En fait, on considère plutôt que la première transition a eu lieu avec l'avènement de l'agriculture il y a environ 10 000 ans et le développement de sociétés agricoles où les populations devinrent plus grandes et denses. La domestication du bétail et l'attractivité que représentaient les installations humaines pour d'autres animaux (rongeurs, chiens, insectes...), du fait notamment de la disponibilité en nourriture, procura des opportunités aux pathogènes de passer d'une espèce à l'autre. C'est ainsi que la rougeole émergea il y a environ 7000 ans probablement à partir du virus Rinderpest infectant le bétail et divergea pour devenir une infection exclusivement humaine lorsque la taille et la densité des populations devint suffisamment importante pour maintenir le virus en absence du réservoir animal. De la même manière, la variole devint épidémique il y a 4000 ans, probablement évoluant à partir d'un virus infectant le chameau, du fait de sa proximité phylogénétique avec celui de la variole.

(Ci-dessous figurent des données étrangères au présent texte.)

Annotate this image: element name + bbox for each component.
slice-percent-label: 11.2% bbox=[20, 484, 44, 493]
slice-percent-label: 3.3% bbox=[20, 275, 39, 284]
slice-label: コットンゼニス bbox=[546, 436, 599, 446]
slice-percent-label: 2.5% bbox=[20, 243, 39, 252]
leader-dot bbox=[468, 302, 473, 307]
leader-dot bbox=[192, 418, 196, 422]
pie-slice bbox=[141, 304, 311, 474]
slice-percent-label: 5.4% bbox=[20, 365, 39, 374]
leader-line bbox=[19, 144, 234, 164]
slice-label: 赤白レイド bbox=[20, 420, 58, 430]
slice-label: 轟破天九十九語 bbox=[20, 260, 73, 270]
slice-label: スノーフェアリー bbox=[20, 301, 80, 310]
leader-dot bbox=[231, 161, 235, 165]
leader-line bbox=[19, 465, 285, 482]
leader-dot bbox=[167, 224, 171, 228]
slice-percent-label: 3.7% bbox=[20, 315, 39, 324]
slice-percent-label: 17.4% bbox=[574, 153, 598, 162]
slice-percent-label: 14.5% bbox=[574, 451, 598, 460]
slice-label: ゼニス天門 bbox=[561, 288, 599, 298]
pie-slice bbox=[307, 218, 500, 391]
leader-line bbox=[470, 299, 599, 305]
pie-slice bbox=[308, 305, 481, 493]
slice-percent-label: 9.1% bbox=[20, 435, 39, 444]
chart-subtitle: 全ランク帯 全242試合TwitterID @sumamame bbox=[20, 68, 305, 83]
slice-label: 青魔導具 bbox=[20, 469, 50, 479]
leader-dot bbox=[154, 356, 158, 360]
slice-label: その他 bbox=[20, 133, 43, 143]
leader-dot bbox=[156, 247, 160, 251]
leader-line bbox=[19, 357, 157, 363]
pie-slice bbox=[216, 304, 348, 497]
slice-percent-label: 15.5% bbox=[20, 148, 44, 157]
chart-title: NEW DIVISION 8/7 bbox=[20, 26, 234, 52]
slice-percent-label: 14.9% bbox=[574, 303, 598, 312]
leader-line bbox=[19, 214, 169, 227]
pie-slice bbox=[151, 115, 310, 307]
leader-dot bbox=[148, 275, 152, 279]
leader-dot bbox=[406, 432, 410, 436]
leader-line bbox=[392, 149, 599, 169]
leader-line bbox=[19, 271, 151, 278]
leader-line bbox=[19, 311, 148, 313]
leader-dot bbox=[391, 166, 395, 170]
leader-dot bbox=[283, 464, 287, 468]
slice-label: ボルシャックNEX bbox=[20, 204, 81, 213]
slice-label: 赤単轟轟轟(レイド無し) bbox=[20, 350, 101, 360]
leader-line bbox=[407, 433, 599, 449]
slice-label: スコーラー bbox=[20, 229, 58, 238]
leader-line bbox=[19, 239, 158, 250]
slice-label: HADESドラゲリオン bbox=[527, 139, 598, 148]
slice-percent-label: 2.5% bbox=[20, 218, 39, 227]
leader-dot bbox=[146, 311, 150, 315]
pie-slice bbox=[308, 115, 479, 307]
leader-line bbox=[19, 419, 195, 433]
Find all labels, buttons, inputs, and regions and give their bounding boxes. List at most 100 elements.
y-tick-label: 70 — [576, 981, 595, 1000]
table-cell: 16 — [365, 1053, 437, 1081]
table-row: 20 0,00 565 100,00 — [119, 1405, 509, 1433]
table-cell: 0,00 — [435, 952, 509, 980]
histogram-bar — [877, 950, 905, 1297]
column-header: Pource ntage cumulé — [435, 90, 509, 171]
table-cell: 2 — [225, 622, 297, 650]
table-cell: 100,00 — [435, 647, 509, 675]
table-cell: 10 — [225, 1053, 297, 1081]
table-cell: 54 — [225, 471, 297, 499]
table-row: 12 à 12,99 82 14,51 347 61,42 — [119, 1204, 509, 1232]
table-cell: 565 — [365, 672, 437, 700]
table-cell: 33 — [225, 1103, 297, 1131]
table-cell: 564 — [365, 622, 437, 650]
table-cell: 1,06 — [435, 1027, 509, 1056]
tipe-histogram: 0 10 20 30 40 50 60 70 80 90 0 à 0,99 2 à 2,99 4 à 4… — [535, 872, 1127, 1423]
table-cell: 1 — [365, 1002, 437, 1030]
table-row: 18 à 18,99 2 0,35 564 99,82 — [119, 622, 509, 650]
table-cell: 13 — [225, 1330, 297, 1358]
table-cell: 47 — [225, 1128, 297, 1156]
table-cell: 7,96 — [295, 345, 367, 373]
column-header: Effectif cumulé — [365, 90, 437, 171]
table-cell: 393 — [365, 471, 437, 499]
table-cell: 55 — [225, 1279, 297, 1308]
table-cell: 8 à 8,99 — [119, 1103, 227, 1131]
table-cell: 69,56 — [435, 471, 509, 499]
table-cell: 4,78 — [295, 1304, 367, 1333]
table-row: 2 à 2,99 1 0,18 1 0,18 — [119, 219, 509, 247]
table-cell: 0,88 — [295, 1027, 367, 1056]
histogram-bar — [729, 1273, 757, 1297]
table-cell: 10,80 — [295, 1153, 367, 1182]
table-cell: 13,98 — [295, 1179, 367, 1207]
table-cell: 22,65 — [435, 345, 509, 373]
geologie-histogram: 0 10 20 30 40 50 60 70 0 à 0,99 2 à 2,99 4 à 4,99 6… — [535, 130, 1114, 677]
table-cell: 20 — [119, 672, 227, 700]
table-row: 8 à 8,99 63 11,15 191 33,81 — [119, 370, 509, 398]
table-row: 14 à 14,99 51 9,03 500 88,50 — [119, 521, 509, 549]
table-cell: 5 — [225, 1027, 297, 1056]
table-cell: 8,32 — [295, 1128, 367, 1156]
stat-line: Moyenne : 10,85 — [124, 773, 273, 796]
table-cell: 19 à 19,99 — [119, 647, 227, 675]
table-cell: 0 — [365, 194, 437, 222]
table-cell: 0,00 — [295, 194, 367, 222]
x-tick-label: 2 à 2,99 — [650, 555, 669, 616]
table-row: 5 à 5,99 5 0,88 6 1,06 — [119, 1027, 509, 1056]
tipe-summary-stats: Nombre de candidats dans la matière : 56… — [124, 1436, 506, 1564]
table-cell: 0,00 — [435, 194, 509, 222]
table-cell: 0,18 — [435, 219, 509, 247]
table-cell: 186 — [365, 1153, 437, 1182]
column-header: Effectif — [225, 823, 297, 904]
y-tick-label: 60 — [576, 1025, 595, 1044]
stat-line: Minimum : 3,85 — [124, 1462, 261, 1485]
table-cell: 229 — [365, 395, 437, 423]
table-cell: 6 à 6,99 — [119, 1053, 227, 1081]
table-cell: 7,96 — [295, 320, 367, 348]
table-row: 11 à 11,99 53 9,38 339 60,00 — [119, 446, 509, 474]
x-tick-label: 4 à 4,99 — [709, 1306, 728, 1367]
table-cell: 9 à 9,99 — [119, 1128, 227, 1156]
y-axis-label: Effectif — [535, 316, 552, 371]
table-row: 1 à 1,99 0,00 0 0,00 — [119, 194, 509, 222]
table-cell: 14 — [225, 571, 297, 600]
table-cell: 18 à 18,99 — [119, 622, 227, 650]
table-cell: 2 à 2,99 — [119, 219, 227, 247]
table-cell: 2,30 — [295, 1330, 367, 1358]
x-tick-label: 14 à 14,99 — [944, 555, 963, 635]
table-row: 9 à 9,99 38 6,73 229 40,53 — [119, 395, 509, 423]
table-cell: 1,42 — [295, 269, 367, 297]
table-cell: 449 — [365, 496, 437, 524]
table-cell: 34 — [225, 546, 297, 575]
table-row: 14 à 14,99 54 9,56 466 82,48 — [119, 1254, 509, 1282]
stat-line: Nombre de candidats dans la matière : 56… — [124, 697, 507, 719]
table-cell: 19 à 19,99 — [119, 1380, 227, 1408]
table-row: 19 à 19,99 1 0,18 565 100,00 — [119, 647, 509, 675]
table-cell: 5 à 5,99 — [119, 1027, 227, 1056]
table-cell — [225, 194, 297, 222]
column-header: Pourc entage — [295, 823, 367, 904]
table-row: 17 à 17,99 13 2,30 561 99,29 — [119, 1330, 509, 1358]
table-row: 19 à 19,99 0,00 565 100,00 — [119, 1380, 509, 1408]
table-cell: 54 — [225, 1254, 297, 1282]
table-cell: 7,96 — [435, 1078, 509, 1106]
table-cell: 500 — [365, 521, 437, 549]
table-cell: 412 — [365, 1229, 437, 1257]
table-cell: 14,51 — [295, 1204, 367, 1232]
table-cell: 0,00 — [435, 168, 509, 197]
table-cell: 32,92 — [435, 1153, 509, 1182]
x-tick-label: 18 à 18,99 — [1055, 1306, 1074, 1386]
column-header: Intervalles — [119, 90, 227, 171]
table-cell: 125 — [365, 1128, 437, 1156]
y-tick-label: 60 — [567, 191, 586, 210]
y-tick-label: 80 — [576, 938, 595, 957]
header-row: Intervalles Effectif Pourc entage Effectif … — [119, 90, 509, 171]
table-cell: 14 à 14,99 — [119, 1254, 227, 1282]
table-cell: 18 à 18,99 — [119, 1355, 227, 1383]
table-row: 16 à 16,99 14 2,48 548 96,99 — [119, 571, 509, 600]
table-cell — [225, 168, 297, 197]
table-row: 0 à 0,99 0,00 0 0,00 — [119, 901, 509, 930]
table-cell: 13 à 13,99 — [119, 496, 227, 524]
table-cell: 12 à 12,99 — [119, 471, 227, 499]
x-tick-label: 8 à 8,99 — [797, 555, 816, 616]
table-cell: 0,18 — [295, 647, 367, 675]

La deuxième transition se situe au moment où les différentes civilisations eurasiennes entrèrent en contact à la fois pour le commerce et les différentes guerres, il y a environ 1500 à 3000 ans. De nombreux pathogènes furent alors " échangés " ainsi que leurs vecteurs tels que les rats ou les mouches. Lors de la guerre du Péloponnèse à Athènes en 530, de nombreux cas de typhus furent reportés, maladie souvent associée aux guerres et aux privations. La peste ravagea aussi la ville de ,Constantinople, capitale de l'Empire romain d'Orient en 542 et elle toucha tout le bassin méditerranéen (elle atteint Rome en 589). Cette véritable pandémie (qui se propagea jusqu'en Chine et en Angleterre !) fut appelée un peu plus tard la " peste de Justinien " du nom de l'empereur de l'époque, et de nombreux écrits relatent cette épisode extrêmement dur, certains évoquant l'ampleur de l'épidémie à 100 millions de morts.

C'est au XVème siècle que débuta la troisième transition épidémiologique. A l'époque des conquêtes européennes sur de nouveaux continents, les conquistadors européens amenèrent avec eux des pathogènes nouveaux pour les populations indigènes. Des populations entières, comme les Indiens d'Amérique du sud, furent décimées par des germes comme ceux de la variole ou de la rougeole, aidant de ce fait de manière considérable la victoire des conquistadors. De même, les aborigènes développèrent des maladies jusqu'alors inconnues sur leur territoire après l'arrivée des Européens en Australie, constatation qui n'échappa pas d'ailleurs à l'observateur perspicace qu'était Darwin. Il écrivit notamment ces mots : "C'est un fait, qui ne peut être controversé, que la plupart des maladies qui ont sévi sur l'île depuis que je suis ici, ont été introduites par les navires; et ce qui rend ce fait remarquable est qu'il n'y avait pas d'apparente incidence de la maladie sur l'équipage des navires qui transportaient ces fléaux..."

Aujourd'hui, l'humanité est en train de vivre la quatrième transition épidémiologique. L'apparition de nouvelles maladies infectieuses bactériennes, virales et parasitaires et la recrudescence d'anciennes pathologies qui avaient diminué en prévalence reflètent les changements profonds en termes de démographie, d'environnement, d'organisation sociale, de technologies et de tout autre élément de l'écologie humaine. On ne détaillera pas ce qui représenterait des pages de texte mais dans les facteurs d'émergences actuels, les scientifiques montrent en particulier du doigt les modifications écologiques du paysage par l'homme (déforestation, urbanisation...), le réchauffement climatique, auquel les activités humaines ne sont pas étrangères et les progrès de la médecine (les abus d'antibiotiques...).